Investigate and document the scenarios when LazyAdam should be used instead of Adam optimizer (experimental and new version in TF 2.11)
- [ ] Benchmark the usage of LazyAdam optimizer for the whole model and just for the embeddings (example here) and compare it to using the old Adam optimizer (TF <= 2.10) vs new Adam optimizer (in TF versions < 2.11 this is keras.optimizers.experimental.Adam and the default Adam for TF=2.11)
- [ ] Document when users should use LazyAdam, in which parts of the model and how that affects runtime and accuracy
Starting point
This example demonstrates how to use LazyAdam with MM, which was inspired by this post, and LazyAdam for sparse embeddings and regular Adam for the rest of the network’s dense parameters. But remaining questions above need to be addressed.

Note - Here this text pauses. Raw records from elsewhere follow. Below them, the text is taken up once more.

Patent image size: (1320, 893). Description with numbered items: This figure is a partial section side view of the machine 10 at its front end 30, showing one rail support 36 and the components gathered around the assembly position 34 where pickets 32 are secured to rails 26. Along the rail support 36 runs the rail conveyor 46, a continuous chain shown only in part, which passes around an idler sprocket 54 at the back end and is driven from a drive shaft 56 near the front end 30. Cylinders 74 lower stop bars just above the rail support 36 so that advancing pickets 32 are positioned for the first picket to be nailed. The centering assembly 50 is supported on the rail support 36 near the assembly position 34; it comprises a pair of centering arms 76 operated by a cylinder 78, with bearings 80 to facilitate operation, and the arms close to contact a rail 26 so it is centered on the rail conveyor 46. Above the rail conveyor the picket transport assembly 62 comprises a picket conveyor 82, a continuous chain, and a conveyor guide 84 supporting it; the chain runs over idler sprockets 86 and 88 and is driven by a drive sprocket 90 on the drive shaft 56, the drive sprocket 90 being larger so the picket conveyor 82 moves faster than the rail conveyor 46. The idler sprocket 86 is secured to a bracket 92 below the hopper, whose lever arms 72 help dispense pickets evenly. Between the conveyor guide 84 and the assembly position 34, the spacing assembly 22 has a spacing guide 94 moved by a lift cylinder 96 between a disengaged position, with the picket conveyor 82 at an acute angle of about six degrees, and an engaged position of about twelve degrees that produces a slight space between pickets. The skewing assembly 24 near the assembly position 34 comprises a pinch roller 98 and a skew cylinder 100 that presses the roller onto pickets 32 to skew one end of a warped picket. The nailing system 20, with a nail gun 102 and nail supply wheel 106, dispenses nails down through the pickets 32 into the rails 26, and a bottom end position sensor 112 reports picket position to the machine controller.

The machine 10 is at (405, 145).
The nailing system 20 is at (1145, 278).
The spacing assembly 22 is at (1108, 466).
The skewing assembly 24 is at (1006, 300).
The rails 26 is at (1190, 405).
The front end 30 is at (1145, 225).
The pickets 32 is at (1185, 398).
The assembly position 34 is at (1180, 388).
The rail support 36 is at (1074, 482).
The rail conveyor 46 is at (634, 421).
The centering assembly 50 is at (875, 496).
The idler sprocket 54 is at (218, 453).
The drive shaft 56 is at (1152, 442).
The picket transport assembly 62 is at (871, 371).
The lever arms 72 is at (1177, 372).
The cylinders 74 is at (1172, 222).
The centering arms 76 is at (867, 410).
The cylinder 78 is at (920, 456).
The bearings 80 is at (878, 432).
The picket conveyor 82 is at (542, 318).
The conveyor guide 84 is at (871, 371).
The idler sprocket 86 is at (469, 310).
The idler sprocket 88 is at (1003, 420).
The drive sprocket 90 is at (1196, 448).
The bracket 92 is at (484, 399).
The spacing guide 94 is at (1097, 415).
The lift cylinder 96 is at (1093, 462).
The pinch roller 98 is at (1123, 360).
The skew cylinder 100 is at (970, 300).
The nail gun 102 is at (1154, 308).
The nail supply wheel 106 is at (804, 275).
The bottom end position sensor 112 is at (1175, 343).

This task was originated by a profiling done by @vysarge using DLRM model and synthetic data reported in this spreadsheet (Nvidia internal only). Here are her comments on it
Tried a few different things with the optimizer: LazyAdam is significantly faster, at 38ms per iteration (vs 68ms with the original Adam). This brings end-to-end time much closer to the 35ms measured with the SGD optimizer. The TensorFlow Addons and Merlin Models implementations have similar performance end-to-end. The experimental/new version of the Adam optimizer is faster but still falls behind LazyAdam (49ms per iteration). In TF versions < 2.11 this is keras.optimizers.experimental.Adam As of 2.11 this will become the default keras.optimizers.Adam Worth noting that all optimizer tests done so far use the same optimizer for all parts of the model. A more realistic test would be to use Adam for the MLP portion and LazyAdam for the embedding portion, perhaps with Merlin’s MultiOptimizer, but I ran out of time to try this today. Overall the Adam optimizer version is the largest factor contributing to the original times.